Most participants' fund managers report a high commitment to investing in microfinance institutions that offer a range of financial services, with just over half collecting data on the proportion of the retail providers in which they invest that provide financial products beyond credit.

On average, 48% provide savings and 44% offer insurance.

But active involvement in corporate governance is mixed, as, on average, equity investors report having board seats with half of their investees.

The report is based on responses of 15 investment manager signatories with assets under management of $6.5bn (€5bn) of the estimated $14bn of foreign capital investment in inclusive finance to the voluntary pilot of the PRI's new Reporting Framework in 2012.

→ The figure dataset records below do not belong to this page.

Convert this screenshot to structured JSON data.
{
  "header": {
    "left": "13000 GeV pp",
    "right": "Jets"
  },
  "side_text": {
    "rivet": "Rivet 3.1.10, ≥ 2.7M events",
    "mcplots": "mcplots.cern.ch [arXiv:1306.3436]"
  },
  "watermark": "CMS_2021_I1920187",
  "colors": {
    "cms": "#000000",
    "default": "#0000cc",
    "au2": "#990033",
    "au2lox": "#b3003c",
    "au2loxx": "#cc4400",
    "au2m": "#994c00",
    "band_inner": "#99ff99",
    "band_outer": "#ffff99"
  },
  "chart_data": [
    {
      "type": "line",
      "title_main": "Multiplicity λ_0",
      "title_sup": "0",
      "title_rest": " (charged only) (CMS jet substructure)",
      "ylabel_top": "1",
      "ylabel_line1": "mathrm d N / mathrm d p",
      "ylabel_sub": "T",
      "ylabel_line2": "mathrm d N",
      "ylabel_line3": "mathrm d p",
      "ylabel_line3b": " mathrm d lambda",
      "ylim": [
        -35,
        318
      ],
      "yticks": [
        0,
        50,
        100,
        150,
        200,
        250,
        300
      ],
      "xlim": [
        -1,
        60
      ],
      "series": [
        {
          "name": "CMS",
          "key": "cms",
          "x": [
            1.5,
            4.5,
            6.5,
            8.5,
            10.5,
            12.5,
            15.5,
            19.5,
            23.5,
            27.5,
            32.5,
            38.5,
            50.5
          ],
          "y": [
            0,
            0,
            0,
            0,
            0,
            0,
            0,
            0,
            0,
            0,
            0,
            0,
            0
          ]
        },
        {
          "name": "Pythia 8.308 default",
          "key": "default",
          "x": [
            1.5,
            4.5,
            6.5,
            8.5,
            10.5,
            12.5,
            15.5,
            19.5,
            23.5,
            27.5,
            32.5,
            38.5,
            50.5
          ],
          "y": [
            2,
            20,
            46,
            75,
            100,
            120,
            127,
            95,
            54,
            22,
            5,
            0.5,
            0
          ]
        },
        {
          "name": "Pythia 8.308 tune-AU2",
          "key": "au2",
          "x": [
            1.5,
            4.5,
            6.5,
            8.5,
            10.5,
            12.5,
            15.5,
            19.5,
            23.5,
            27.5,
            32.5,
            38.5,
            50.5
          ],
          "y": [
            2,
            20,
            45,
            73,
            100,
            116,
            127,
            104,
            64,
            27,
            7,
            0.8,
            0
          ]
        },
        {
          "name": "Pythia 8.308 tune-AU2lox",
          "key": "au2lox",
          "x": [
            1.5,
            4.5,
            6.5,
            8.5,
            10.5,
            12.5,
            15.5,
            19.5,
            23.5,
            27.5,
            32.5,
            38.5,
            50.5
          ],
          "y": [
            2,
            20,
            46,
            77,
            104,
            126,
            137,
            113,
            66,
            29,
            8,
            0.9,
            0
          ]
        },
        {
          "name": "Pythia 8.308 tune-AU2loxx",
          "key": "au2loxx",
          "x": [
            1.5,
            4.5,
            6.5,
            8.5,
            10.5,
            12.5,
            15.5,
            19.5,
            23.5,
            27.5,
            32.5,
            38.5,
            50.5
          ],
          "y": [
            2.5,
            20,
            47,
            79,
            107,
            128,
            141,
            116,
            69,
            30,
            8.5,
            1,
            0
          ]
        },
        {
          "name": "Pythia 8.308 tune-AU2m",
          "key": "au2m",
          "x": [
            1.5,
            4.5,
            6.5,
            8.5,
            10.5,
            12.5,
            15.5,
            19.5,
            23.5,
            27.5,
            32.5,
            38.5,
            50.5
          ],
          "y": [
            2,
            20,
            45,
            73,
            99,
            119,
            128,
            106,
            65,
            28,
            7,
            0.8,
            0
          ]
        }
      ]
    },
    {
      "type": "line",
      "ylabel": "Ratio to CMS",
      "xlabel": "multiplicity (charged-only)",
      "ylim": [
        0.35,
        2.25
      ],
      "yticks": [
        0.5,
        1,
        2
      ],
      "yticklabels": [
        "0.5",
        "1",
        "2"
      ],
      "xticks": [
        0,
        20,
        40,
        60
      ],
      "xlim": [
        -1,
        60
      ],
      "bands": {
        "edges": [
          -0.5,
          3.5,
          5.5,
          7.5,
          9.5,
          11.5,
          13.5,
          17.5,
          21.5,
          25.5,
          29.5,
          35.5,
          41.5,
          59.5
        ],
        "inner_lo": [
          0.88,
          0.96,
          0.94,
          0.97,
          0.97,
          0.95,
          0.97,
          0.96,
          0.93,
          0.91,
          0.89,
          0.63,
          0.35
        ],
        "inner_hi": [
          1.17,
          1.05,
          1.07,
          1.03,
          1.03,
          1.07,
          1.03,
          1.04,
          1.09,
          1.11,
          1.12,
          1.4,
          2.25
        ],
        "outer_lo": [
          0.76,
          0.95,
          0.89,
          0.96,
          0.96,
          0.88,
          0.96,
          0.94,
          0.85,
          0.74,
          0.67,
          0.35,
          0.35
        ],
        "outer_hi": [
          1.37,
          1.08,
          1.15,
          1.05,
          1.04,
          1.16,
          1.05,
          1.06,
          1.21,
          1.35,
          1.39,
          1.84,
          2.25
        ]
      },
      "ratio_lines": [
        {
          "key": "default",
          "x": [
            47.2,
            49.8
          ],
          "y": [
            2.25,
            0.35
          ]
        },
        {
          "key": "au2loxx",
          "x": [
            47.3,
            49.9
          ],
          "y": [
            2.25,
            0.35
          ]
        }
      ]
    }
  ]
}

Elsewhere, Korean export-import bank KEXIM has announced the first green bond issue out of Asia.

SEB and Bank of America Merrill Lynch are joint lead managers on KEXIM's $500m green bond issue.

Christopher Flensborg, head of sustainable products and product development at SEB Merchant Banking, said: "KEXIM is an obvious issuer of green bonds, as Korea is selected to host the UN Green Climate Fund and has well-developed environmental laws."
 
KEXIM's green bond proceeds are earmarked for projects that address the transition to low carbon and climate-resilient growth.
 
Lastly, Standard Life Investments has published its first-ever annual review of governance and stewardship.

The review aims to provide an insightful and informative account of how the investment manager fulfils its engagement and voting responsibilities, and sets out its views on the changing governance landscape.